State in danger of missing 2030 offshore wind energy target

Urgent action required if Government is to meet milestone, says lobby group

The Government is aiming to have at least 5,000 megawatts of offshore wind off the east and south coast by 2030.

The Government is aiming to have at least 5,000 megawatts of offshore wind off the east and south coast by 2030.

 

The State is unlikely to meet its 2030 offshore wind energy target unless urgent action is taken over the next 12 months to enable more wind farms be built.

This is according to Wind Energy Ireland, which has said the Government is running out of time to meet its milestone of having at least 5,000 megawatts (MW) of offshore wind off the east and south coast.

The commitment, which is contained in the Programme for Government, can only succeed if there are between seven and 10 wind farms operational by 2013. However, Noel Cunniffe, chief executive of the lobby group, said that such a target may not be hit over the next nine years.

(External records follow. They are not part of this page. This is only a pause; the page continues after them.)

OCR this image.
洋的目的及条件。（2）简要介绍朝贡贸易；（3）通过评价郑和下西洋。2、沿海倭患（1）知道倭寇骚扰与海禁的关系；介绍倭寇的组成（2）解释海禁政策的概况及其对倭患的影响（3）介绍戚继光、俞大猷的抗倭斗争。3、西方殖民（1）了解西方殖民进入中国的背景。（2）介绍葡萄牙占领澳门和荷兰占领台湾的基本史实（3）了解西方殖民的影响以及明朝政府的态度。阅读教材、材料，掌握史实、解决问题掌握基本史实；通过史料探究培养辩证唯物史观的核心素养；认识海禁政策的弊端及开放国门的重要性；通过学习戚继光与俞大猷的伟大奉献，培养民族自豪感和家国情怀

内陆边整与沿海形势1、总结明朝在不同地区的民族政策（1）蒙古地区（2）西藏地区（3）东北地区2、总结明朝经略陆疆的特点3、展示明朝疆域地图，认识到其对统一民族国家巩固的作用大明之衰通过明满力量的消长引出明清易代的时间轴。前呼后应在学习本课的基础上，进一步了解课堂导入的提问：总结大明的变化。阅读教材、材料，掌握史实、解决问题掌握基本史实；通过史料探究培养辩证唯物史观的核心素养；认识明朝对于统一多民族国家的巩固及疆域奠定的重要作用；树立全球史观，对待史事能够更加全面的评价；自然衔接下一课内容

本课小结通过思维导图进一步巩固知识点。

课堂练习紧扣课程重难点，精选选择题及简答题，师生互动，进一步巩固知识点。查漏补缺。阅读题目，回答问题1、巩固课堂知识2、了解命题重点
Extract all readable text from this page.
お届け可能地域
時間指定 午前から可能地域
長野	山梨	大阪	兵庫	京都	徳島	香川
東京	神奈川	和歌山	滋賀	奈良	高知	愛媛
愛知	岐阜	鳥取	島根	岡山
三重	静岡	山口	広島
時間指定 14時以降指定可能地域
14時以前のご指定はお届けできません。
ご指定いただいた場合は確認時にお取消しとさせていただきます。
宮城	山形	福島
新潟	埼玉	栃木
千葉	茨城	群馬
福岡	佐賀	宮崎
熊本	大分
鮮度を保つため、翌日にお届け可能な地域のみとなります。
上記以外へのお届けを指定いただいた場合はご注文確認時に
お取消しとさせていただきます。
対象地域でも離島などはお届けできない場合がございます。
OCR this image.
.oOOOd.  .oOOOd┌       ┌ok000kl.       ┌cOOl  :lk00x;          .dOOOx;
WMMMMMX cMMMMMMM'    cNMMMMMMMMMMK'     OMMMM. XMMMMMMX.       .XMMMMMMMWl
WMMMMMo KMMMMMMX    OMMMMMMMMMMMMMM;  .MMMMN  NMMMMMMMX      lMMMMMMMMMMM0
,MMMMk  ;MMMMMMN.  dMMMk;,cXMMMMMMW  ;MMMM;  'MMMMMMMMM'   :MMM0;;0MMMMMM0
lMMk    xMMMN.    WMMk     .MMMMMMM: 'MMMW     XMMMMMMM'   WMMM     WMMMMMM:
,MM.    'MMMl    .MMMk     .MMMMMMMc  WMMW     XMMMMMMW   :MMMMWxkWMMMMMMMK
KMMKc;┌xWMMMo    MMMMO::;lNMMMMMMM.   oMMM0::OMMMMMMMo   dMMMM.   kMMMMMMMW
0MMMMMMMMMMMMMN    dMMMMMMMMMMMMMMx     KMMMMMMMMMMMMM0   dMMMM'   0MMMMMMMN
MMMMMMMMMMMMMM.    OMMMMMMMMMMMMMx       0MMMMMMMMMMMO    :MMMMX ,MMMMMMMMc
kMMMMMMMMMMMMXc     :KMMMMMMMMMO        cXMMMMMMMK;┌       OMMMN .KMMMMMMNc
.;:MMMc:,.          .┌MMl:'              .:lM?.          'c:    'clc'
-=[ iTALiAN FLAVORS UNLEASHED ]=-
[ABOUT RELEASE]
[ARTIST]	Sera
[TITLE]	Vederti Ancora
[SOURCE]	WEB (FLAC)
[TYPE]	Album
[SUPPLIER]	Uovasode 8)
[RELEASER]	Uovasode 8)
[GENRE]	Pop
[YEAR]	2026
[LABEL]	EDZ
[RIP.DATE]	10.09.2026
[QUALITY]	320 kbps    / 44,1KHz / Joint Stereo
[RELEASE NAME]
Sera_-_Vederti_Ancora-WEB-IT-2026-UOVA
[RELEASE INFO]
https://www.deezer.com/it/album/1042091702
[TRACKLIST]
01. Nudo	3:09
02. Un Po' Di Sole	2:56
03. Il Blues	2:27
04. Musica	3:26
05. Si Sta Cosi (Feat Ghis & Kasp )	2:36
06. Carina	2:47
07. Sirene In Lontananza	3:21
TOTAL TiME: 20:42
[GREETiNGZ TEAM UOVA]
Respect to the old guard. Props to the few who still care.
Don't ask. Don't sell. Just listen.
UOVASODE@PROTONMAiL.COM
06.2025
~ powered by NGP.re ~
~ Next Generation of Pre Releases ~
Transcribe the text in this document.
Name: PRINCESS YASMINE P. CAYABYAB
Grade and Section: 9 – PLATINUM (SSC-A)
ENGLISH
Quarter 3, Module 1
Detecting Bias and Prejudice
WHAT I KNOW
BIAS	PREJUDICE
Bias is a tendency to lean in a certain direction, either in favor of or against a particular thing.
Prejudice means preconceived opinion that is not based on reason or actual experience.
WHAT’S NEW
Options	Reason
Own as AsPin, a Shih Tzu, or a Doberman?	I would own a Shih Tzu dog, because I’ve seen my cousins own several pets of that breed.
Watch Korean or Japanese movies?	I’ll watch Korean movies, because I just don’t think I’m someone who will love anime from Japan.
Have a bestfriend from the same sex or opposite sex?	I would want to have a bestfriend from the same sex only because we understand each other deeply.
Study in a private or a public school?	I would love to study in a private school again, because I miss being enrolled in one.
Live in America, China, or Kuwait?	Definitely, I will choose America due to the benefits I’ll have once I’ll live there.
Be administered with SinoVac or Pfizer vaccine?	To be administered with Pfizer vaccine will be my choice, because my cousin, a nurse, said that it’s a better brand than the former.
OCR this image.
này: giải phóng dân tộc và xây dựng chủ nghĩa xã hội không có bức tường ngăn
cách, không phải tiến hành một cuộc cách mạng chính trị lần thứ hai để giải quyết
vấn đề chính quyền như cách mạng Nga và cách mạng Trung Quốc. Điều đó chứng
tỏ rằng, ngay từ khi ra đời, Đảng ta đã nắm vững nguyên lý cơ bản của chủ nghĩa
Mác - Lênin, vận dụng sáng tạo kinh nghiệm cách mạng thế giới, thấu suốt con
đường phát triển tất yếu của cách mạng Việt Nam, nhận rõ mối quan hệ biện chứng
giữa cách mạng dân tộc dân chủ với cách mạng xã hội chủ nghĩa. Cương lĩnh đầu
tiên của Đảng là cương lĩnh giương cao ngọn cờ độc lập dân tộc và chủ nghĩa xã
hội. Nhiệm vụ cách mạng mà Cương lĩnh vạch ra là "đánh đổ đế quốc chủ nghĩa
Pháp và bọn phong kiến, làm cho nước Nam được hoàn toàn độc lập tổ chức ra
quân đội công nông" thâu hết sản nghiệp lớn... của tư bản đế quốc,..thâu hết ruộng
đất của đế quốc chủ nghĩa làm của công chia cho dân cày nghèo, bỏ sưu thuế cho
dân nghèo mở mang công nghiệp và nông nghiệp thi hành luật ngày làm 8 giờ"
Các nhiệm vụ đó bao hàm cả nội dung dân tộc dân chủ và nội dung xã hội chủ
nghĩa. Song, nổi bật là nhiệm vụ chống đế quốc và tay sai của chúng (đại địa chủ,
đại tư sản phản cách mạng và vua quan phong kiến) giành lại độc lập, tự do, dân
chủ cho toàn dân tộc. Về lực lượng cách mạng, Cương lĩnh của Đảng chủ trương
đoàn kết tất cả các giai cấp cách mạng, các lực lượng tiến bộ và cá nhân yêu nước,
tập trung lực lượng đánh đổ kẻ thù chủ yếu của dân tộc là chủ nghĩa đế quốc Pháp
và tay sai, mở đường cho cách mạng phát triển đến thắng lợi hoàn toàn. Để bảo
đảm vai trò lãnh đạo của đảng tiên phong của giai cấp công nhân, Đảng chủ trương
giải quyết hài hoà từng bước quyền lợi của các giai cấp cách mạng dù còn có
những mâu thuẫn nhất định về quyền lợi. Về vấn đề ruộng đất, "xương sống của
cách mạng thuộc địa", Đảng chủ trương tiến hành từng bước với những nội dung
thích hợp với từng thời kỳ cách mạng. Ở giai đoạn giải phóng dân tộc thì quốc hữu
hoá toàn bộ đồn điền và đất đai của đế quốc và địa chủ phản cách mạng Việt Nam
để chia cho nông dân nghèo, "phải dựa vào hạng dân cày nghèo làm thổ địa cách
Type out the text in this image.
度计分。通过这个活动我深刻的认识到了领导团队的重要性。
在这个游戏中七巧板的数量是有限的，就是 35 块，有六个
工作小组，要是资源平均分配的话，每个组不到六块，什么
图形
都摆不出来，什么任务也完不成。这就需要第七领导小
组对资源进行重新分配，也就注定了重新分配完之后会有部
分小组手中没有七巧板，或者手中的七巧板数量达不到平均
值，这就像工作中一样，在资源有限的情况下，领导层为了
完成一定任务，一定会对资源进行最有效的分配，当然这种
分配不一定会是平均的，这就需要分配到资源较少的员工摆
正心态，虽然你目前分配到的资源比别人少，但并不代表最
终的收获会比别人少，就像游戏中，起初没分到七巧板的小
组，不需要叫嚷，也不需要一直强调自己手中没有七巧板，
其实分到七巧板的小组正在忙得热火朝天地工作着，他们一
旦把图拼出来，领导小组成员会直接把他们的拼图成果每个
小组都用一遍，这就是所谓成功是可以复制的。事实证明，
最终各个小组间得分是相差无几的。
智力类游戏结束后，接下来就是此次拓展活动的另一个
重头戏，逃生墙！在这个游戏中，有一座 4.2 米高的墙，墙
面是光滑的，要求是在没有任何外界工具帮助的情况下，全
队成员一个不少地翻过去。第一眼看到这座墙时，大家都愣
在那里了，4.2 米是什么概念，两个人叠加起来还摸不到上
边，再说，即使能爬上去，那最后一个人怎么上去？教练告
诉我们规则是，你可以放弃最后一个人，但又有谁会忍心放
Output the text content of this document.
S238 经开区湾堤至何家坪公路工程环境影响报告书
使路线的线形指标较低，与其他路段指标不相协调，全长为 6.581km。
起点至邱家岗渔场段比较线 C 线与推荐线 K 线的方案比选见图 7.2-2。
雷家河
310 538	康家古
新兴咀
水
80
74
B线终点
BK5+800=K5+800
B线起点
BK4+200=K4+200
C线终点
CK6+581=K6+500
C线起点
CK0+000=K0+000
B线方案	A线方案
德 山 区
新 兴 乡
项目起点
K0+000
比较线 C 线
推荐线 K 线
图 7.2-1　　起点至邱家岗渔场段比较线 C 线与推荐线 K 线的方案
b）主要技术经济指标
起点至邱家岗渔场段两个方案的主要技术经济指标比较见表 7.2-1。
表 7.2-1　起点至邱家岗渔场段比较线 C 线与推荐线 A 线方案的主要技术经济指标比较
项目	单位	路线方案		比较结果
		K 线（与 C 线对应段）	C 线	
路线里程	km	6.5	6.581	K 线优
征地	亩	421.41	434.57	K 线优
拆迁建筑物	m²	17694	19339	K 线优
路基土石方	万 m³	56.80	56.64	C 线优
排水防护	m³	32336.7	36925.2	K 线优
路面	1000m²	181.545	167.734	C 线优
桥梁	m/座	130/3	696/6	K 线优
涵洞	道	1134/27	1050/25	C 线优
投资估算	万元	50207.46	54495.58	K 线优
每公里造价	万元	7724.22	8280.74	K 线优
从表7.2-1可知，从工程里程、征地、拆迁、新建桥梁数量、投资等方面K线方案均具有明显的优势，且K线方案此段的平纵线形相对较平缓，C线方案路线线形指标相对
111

“For us to deliver the offshore wind energy we need to decarbonise Ireland’s electricity supply we need a robust marine planning system, a much stronger electricity grid and a firm date for the first offshore renewable electricity auction,” he said.

Mr Cunniffe said while there is a strong pipeline of more than 20,000 MW of offshore wind energy in various stages of development the time to build projects is running out.

“The next 12 months will be absolutely decisive for offshore wind and our 2030 renewable energy targets. We need to see our Government, politicians, departments and State agencies step up the pace,” he said.

Seven recommendations

Wind Energy Ireland, which holds it annual offshore wind energy conference in Naas on Tuesday, has set out seven recommendations that it believes must be acted upon if the 2030 target is to be achieved.

These include the passing of the Maritime Area Planning Bill, and the fixing of a firm date for the first offshore wind energy auction.

“We must acknowledge that, over the previous 18 months, our Government has had to deal with an unprecedented healthcare crisis and to co-ordinate our response to a global pandemic,” said Mr Cunniffe.

“But this does not change the reality that even as progress accelerates, time is quickly running out, and we are seeing a loss of confidence throughout the international supply chain that Ireland will get the key policies and legislation in place to meet its 2030 targets.”